Costs are coming down: super funds

The superannuation industry sprang to its own defence in response to cost criticisms.

The Australian superannuation industry sprang to its own defence yesterday in response to the Grattan Institute’s weekend attack on its excessive costs, entitled “The $10 billion Super Sting’’.

The institute said Australians were paying $20bn a year to manage their super, about twice what they should be, because of a number of issues including poor design.

It cited disengaged employers and employees, the complexity of the super system and a lack of price competition, saying that every time a new product or service was introduced, savings were almost entirely lost.

Pauline Vamos, CEO of the Association of Superannuation Funds of Australia, agreed that costs had been too high but said they were coming down, adding there were a number of systemic differences between Australian super and systems overseas, which the Grattan report said had lower costs.

The report said although the overall fees and expenses in APRA-regulated Australian super funds had dropped from 1.38 per cent in 2000 to 1.23 per cent now, “at that pace it will be 50 years before Australia attains even the median expenses achieved today by funded pension systems in OECD countries’’.

It said major government-managed funds in the US, Britain and Sweden had management fees of 0.04, 0.36 and 0.4 per cent, respectively.

A further suggestion in the report, which tallies with a proposal made in 2012 by the Productivity Commission, is to follow the Chilean model and compel managers to go in for a competitive tender process every two years to manage low fee default super funds.

Ms Vamos said it was difficult to compare Australia with other countries because of structural differences that made overseas systems cheaper.

“We’re competing against centralised superannuation schemes run by governments, for instance, and defined benefit schemes that have lower investment costs but which in many cases have proved extremely difficult to fund without government assistance.’’

The Financial Services Council, which represents the retail super industry that attracted most of the Grattan report’s criticism on costs, said there had been a measurable downward trend in fee costs since 2002.

A spokesman said fees had dropped from 1.37 per cent a year in 2002 to 1.12 per cent in 2013, a reduction of 18 per cent, over that period.

Meanwhile, the self-managed superannuation sector, which is our fastest-growing area and now represents about $500bn of the total $1.7 trillion now being managed on behalf of potential and actual retirees, noted that its costs were dropping faster than anyone else’s.

ATO figures say the SMSF sector grew by 37 per cent between 2008 and 2013, compared with industry funds growing by 27 per cent and retail funds growing by 17 per cent over the same period. Andrea Slattery, chief executive of the Self-Managed Superannuation Professionals Association of Australia, said the 1.23 per cent a year quoted by the Grattan Insitutute as being average current Australian super fees did not include the fees paid by SMSFs.

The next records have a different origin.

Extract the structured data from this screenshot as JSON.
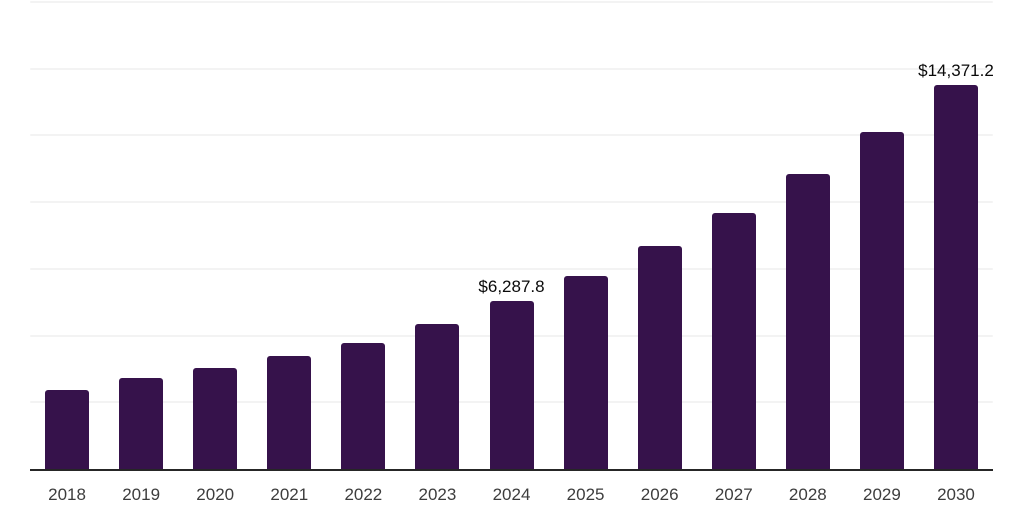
{
  "chart_data": {
    "type": "bar",
    "title": "",
    "xlabel": "",
    "ylabel": "",
    "legend": "none",
    "grid": true,
    "ylim": [
      0,
      17500
    ],
    "grid_step": 2500,
    "categories": [
      "2018",
      "2019",
      "2020",
      "2021",
      "2022",
      "2023",
      "2024",
      "2025",
      "2026",
      "2027",
      "2028",
      "2029",
      "2030"
    ],
    "values": [
      2960,
      3410,
      3780,
      4230,
      4720,
      5430,
      6287.8,
      7230,
      8350,
      9590,
      11050,
      12620,
      14371.2
    ],
    "data_labels": {
      "2024": "$6,287.8",
      "2030": "$14,371.2"
    },
    "colors": {
      "bar": "#36124b",
      "axis": "#262626",
      "grid": "#f3f3f3",
      "data_label": "#0a0a0a",
      "tick_label": "#3d3d3d",
      "background": "#ffffff"
    }
  }
}
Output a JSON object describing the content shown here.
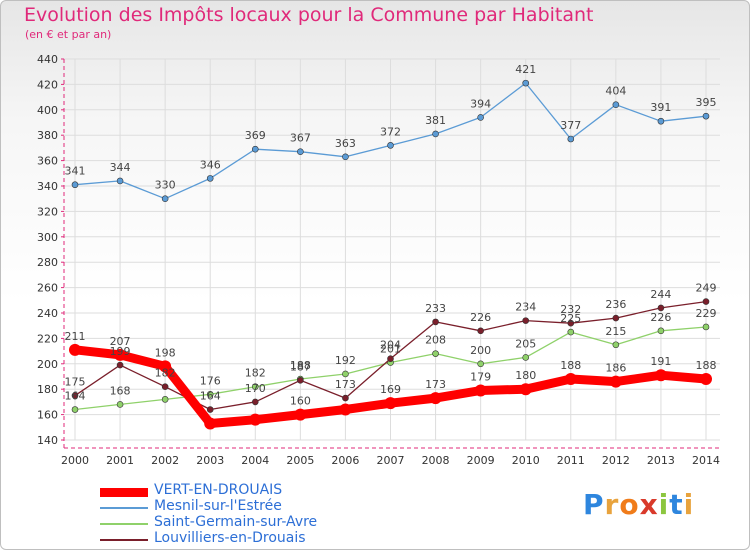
{
  "chart_data": {
    "type": "line",
    "title": "Evolution des Impôts locaux pour la Commune par Habitant",
    "subtitle": "(en € et par an)",
    "x": [
      "2000",
      "2001",
      "2002",
      "2003",
      "2004",
      "2005",
      "2006",
      "2007",
      "2008",
      "2009",
      "2010",
      "2011",
      "2012",
      "2013",
      "2014"
    ],
    "ylim": [
      140,
      440
    ],
    "yticks": [
      140,
      160,
      180,
      200,
      220,
      240,
      260,
      280,
      300,
      320,
      340,
      360,
      380,
      400,
      420,
      440
    ],
    "grid": true,
    "legend_position": "bottom-left",
    "series": [
      {
        "name": "VERT-EN-DROUAIS",
        "color": "#ff0000",
        "emphasis": true,
        "values": [
          211,
          207,
          198,
          153,
          156,
          160,
          164,
          169,
          173,
          179,
          180,
          188,
          186,
          191,
          188
        ],
        "labels": [
          "211",
          "207",
          "198",
          "",
          "",
          "160",
          "",
          "169",
          "173",
          "179",
          "180",
          "188",
          "186",
          "191",
          "188"
        ]
      },
      {
        "name": "Mesnil-sur-l'Estrée",
        "color": "#5b9bd5",
        "values": [
          341,
          344,
          330,
          346,
          369,
          367,
          363,
          372,
          381,
          394,
          421,
          377,
          404,
          391,
          395
        ],
        "labels": [
          "341",
          "344",
          "330",
          "346",
          "369",
          "367",
          "363",
          "372",
          "381",
          "394",
          "421",
          "377",
          "404",
          "391",
          "395"
        ]
      },
      {
        "name": "Saint-Germain-sur-Avre",
        "color": "#8fd16a",
        "values": [
          164,
          168,
          172,
          176,
          182,
          188,
          192,
          201,
          208,
          200,
          205,
          225,
          215,
          226,
          229
        ],
        "labels": [
          "164",
          "168",
          "",
          "176",
          "182",
          "188",
          "192",
          "201",
          "208",
          "200",
          "205",
          "225",
          "215",
          "226",
          "229"
        ]
      },
      {
        "name": "Louvilliers-en-Drouais",
        "color": "#7a1f2b",
        "values": [
          175,
          199,
          182,
          164,
          170,
          187,
          173,
          204,
          233,
          226,
          234,
          232,
          236,
          244,
          249
        ],
        "labels": [
          "175",
          "199",
          "182",
          "164",
          "170",
          "187",
          "173",
          "204",
          "233",
          "226",
          "234",
          "232",
          "236",
          "244",
          "249"
        ]
      }
    ]
  },
  "logo": {
    "letters": [
      "P",
      "r",
      "o",
      "x",
      "i",
      "t",
      "i"
    ],
    "colors": [
      "#2e86de",
      "#e8a33d",
      "#f07c1a",
      "#d93a2b",
      "#8cc63f",
      "#2e86de",
      "#e8a33d"
    ]
  }
}
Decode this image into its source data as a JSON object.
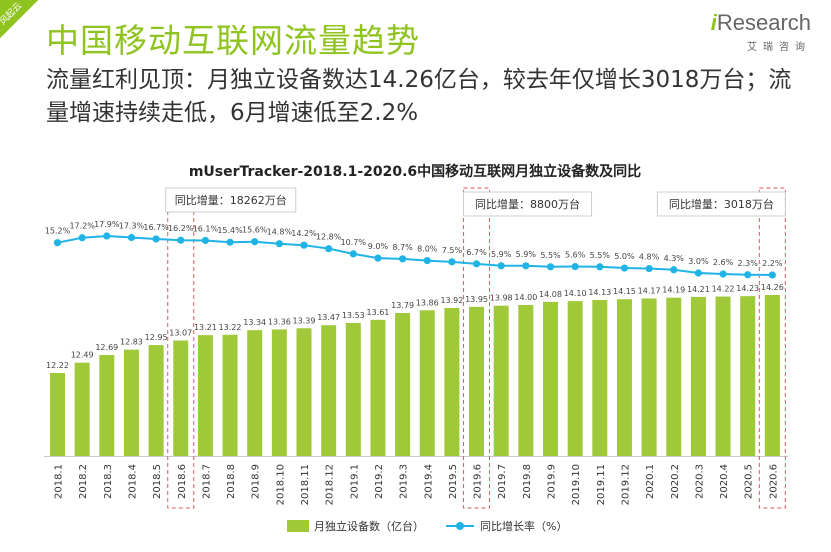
{
  "header": {
    "corner_label": "风起云",
    "title": "中国移动互联网流量趋势",
    "subtitle": "流量红利见顶：月独立设备数达14.26亿台，较去年仅增长3018万台；流量增速持续走低，6月增速低至2.2%",
    "logo_text": "Research",
    "logo_i": "i",
    "logo_sub": "艾瑞咨询"
  },
  "colors": {
    "accent": "#8fc31f",
    "bar": "#a0c93a",
    "line": "#20b4e6",
    "highlight_box": "#e05a5a"
  },
  "chart_data": {
    "type": "bar+line",
    "title": "mUserTracker-2018.1-2020.6中国移动互联网月独立设备数及同比",
    "categories": [
      "2018.1",
      "2018.2",
      "2018.3",
      "2018.4",
      "2018.5",
      "2018.6",
      "2018.7",
      "2018.8",
      "2018.9",
      "2018.10",
      "2018.11",
      "2018.12",
      "2019.1",
      "2019.2",
      "2019.3",
      "2019.4",
      "2019.5",
      "2019.6",
      "2019.7",
      "2019.8",
      "2019.9",
      "2019.10",
      "2019.11",
      "2019.12",
      "2020.1",
      "2020.2",
      "2020.3",
      "2020.4",
      "2020.5",
      "2020.6"
    ],
    "series": [
      {
        "name": "月独立设备数（亿台）",
        "kind": "bar",
        "values": [
          12.22,
          12.49,
          12.69,
          12.83,
          12.95,
          13.07,
          13.21,
          13.22,
          13.34,
          13.36,
          13.39,
          13.47,
          13.53,
          13.61,
          13.79,
          13.86,
          13.92,
          13.95,
          13.98,
          14.0,
          14.08,
          14.1,
          14.13,
          14.15,
          14.17,
          14.19,
          14.21,
          14.22,
          14.23,
          14.26
        ]
      },
      {
        "name": "同比增长率（%）",
        "kind": "line",
        "values": [
          15.2,
          17.2,
          17.9,
          17.3,
          16.7,
          16.2,
          16.1,
          15.4,
          15.6,
          14.8,
          14.2,
          12.8,
          10.7,
          9.0,
          8.7,
          8.0,
          7.5,
          6.7,
          5.9,
          5.9,
          5.5,
          5.6,
          5.5,
          5.0,
          4.8,
          4.3,
          3.0,
          2.6,
          2.3,
          2.2
        ]
      }
    ],
    "annotations": [
      {
        "category": "2018.6",
        "label": "同比增量：18262万台"
      },
      {
        "category": "2019.6",
        "label": "同比增量：8800万台"
      },
      {
        "category": "2020.6",
        "label": "同比增量：3018万台"
      }
    ],
    "legend": [
      "月独立设备数（亿台）",
      "同比增长率（%）"
    ],
    "legend_position": "bottom-center"
  }
}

“SMSF fees are falling thanks to improvements in efficiency and lower technology costs,’’ she said, noting that the 1.23 per cent average annual number for management fees quoted by Grattan researcher Jim Minifie did not take SMSFs into consideration.

She said the ATO had calculated in 2012 that SMSF fees had dropped from about 2 per cent in 2002 to 0.56 per cent per fund in 2012.

“Those are fund fees, not member fees, and most funds have two members so in those cases, the fee per member is half the fund fee.

“The Grattan report acknowledged that SMSF fees were assumed to be between 0.85 and 1 per cent per fund per year,’’ she added, indicating the Grattan report’s numbers were significantly above the ATO’s numbers.

Duncan Fairweather, CEO of the SMSF Owners’ Association of Australia, said that the cost issue was one of several factors driving superannuation savers to set up their own fund.

“As management costs eat into investment returns and reduce retirement income, many people are looking to SMSFs as a cheaper alternative to the major funds.

He said research showed that 75 per cent of Australia’s half a million SMSFs are competitive with or cheaper to run than the big managed funds.

And he quoted ATO numbers from 2012, which said that while SMSF funds performance was in line with traditional APRA regulated funds in periods of good sharemarket performance, losses in the bad years were less significant than those suffered by the APRA funds. “In the negative 2008-09 ­financial year, for instance, SMSFs went backwards by approximately 6.6 per cent while APRA regulated funds ­averaged a drop of more than 11 per cent,’’ he said.

However, in 2010-11 they were almost lineball, then APRA funds just ahead, and in 2011-12 SMSFs were marginally ahead.